In real-world systems, it is a fact that the errors of FAR and FRR have to be managed. Because a voice biometric system is a statistical system based on probabilities, there is a trade-off between those error rates. They are inversely separable, and if you were to plot them against a threshold axis, you’d see that they overlap.
Setting a threshold within that area of overlap means some impostors will undoubtedly score higher than the threshold, and some genuine users will score lower. Therefore, it is unavoidable that some classification errors will occur.
If you set a higher confidence level, such that no impostor scores higher, there will be no false acceptances. However, at that same threshold, some genuine users may fail to score high enough and be falsely rejected. Conversely, if you set a low threshold, such that no user is falsely rejected, some impostors will score high enough to be falsely accepted. If you choose an optimum threshold between those two points, it is inevitable that both false rejections and false acceptances will occur.
The necessary trade-off is a balance of security versus convenience. Set a high threshold to block impostors and you will inconvenience some genuine users. Therefore, the threshold setting depends on the application and the relative importance of those two considerations.
To maintain both high security and convenience, the best practice is to set the threshold sensitivity high enough to strongly reject impostors. It also makes sense to enable user retries. Retries are commonplace in any IVR, contact centre, or self-service platform, and by allowing retries you increase the chances of a genuine user being authorised.
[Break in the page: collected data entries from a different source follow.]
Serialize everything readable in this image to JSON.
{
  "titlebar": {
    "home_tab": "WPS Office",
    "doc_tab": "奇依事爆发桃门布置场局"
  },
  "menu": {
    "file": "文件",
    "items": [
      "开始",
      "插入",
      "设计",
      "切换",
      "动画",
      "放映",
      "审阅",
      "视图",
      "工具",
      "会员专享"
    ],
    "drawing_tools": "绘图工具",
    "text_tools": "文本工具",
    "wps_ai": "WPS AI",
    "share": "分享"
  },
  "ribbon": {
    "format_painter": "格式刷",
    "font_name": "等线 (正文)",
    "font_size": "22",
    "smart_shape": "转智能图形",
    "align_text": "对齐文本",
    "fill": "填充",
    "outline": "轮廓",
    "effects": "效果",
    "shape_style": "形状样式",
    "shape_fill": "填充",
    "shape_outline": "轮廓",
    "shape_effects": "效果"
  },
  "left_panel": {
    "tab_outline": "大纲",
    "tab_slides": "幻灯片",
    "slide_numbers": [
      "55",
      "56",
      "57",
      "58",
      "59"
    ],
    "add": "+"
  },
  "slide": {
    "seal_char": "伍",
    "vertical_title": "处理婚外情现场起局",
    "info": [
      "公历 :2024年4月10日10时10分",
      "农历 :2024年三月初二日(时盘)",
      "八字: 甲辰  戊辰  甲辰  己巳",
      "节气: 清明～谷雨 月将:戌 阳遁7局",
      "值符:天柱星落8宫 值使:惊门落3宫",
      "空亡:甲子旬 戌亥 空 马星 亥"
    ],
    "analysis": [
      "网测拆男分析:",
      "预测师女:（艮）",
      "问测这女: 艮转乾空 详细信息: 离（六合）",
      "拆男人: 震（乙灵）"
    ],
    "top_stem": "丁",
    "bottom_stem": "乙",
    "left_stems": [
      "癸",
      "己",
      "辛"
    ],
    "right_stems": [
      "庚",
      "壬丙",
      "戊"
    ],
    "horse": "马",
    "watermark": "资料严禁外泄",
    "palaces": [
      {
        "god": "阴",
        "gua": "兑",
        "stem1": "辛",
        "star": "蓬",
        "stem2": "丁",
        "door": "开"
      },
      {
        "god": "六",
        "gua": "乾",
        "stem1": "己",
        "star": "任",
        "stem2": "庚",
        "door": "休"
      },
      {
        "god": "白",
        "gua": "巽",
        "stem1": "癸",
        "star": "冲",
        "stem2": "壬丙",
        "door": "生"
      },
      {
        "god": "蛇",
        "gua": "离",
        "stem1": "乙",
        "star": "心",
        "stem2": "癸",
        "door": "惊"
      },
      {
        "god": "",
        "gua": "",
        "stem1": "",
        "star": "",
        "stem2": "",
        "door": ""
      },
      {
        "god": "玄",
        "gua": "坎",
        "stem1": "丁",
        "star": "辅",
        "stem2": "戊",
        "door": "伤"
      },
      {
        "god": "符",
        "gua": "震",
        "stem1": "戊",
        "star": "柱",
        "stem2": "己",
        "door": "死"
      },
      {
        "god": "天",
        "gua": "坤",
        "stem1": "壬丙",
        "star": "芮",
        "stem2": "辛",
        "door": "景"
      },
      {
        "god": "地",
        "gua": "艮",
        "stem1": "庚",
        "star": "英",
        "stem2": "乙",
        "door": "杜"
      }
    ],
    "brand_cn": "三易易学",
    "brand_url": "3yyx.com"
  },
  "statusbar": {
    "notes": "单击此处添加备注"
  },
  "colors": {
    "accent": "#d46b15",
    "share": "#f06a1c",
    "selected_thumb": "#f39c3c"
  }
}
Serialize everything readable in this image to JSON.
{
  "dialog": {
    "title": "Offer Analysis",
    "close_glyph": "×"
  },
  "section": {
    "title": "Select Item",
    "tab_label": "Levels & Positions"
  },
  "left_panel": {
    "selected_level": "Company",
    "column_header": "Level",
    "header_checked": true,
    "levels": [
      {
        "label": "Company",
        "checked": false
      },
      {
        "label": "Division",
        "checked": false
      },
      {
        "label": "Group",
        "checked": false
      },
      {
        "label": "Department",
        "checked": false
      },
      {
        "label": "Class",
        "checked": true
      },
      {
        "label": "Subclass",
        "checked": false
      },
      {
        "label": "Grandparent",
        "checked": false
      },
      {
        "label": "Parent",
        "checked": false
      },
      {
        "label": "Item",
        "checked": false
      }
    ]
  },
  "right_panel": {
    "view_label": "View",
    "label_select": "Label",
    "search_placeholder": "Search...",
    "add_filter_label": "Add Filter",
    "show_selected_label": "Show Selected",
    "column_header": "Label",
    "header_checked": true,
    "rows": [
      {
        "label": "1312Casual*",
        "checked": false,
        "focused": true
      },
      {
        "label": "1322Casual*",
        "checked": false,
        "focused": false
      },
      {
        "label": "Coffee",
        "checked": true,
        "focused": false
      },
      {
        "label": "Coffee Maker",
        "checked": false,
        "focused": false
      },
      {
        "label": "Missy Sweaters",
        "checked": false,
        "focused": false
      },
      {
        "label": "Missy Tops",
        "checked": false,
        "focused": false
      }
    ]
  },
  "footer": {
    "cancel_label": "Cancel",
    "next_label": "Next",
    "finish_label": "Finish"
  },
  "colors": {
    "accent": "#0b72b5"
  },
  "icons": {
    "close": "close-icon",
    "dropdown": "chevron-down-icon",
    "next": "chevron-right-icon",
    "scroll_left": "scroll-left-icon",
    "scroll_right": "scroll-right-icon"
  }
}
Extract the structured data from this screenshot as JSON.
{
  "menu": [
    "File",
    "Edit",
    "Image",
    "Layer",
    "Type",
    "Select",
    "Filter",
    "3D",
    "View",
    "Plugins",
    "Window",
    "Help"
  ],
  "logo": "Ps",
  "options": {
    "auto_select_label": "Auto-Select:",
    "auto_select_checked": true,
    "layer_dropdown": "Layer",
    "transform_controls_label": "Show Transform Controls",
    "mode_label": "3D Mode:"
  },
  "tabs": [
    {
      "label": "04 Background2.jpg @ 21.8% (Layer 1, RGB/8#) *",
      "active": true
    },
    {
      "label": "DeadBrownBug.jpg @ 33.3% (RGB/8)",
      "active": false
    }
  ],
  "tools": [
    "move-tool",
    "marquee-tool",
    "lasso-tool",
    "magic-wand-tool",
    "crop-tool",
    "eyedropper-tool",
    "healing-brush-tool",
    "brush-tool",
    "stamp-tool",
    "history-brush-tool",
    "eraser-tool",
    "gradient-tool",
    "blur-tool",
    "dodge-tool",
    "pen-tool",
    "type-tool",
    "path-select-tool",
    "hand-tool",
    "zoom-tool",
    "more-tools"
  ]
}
It works on the principle of ‘if we’re sure, we’ll let you in, if not, we’ll ask for another sample’. However, you should not enable more than two or three attempts as, well… that would be silly.
It is industry standard security practice to lock accounts after two or three failed attempts at verification. Furthermore, adding several layers of security, acting in tandem with a multi-factor authentication, is also considered best practice when implementing voice biometrics for high-risk transactions.